Budgeting and Documentation

The project budget encompasses equipment procurement, configuration, and maintenance costs, with detailed tracking via Microsoft Excel accounting for hardware, software, and labor expenses. The documentation of network topology, IP addressing schemes, security policies, and configuration procedures ensures effective management and troubleshooting.

Conclusion

A meticulously planned network, integrating VLAN segmentation, redundancy, security, and scalable connectivity solutions, is vital for the bank's operational integrity. By segregating network segments, implementing VPNs and dual ISP lines, and establishing comprehensive security controls, the bank can achieve high availability, security, and operational efficiency. Proper documentation and budgeting further guarantee sustainable management and compliance with industry standards.

References

• Odom, W. (2019). CCNA 200-301 Official Cert Guide. Cisco Press.
• Kumari, S., & Singh, A. (2021). Securing enterprise network infrastructure with VLANs and firewalls. IEEE Security & Privacy, 19(4), 71-78.
• Stallings, W. (2020). Data and Computer Communications. Pearson.
• Housley, R., & Polk, W. (2018). VPN security practices. National Institute of Standards and Technology (NIST).
• FitzGerald, J., & Dennis, A. (2022). Business Data Communications and Networking. Wiley.
• Raghunathan, S., & Raju, R. (2019). Network design strategies for enterprise security. Journal of Network and Systems Management, 27(1), 10-25.
• Cisco Systems. (2020).
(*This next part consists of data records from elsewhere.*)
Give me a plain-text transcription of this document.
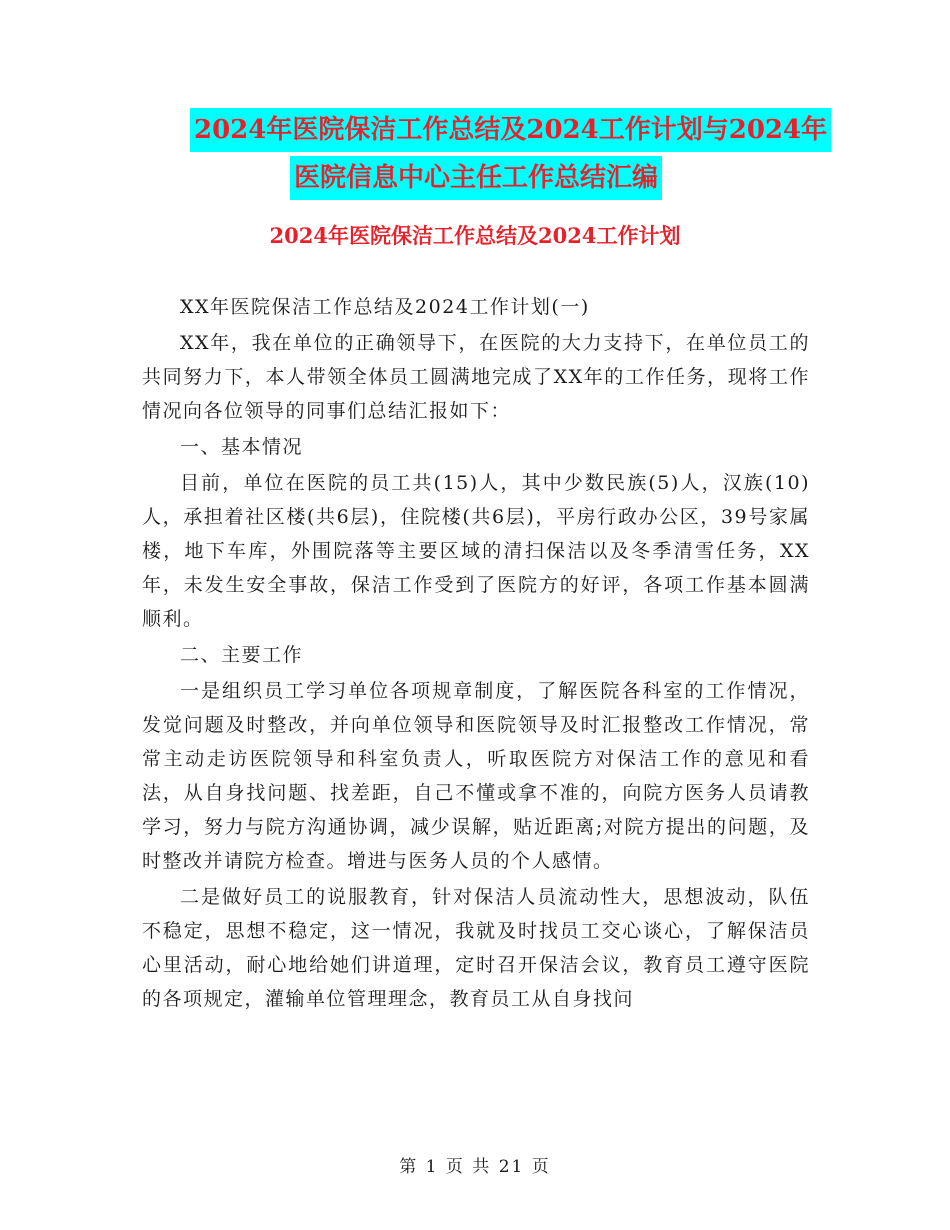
2024年医院保洁工作总结及2024工作计划与2024年
医院信息中心主任工作总结汇编
2024年医院保洁工作总结及2024工作计划

XX年医院保洁工作总结及2024工作计划(一)

XX年，我在单位的正确领导下，在医院的大力支持下，在单位员工的共同努力下，本人带领全体员工圆满地完成了XX年的工作任务，现将工作情况向各位领导的同事们总结汇报如下：

一、基本情况

目前，单位在医院的员工共(15)人，其中少数民族(5)人，汉族(10)人，承担着社区楼(共6层)，住院楼(共6层)，平房行政办公区，39号家属楼，地下车库，外围院落等主要区域的清扫保洁以及冬季清雪任务，XX年，未发生安全事故，保洁工作受到了医院方的好评，各项工作基本圆满顺利。

二、主要工作

一是组织员工学习单位各项规章制度，了解医院各科室的工作情况，发觉问题及时整改，并向单位领导和医院领导及时汇报整改工作情况，常常主动走访医院领导和科室负责人，听取医院方对保洁工作的意见和看法，从自身找问题、找差距，自己不懂或拿不准的，向院方医务人员请教学习，努力与院方沟通协调，减少误解，贴近距离;对院方提出的问题，及时整改并请院方检查。增进与医务人员的个人感情。

二是做好员工的说服教育，针对保洁人员流动性大，思想波动，队伍不稳定，思想不稳定，这一情况，我就及时找员工交心谈心，了解保洁员心里活动，耐心地给她们讲道理，定时召开保洁会议，教育员工遵守医院的各项规定，灌输单位管理理念，教育员工从自身找问

第 1 页 共 21 页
Enterprise network security solutions. Cisco White Paper.
• Chen, L., & Zhao, Q. (2022). Designing resilient network architectures for financial institutions. International Journal of Network Management, 32(3), e2280.
• Kurose, J. F., & Ross, K. W. (2021). Computer Networking: A Top-Down Approach. Pearson.
• Bahmani, S., & Ramezan, H. (2020). Cost analysis and budgeting for enterprise network deployment. Telecommunications Policy, 44(8), 101984.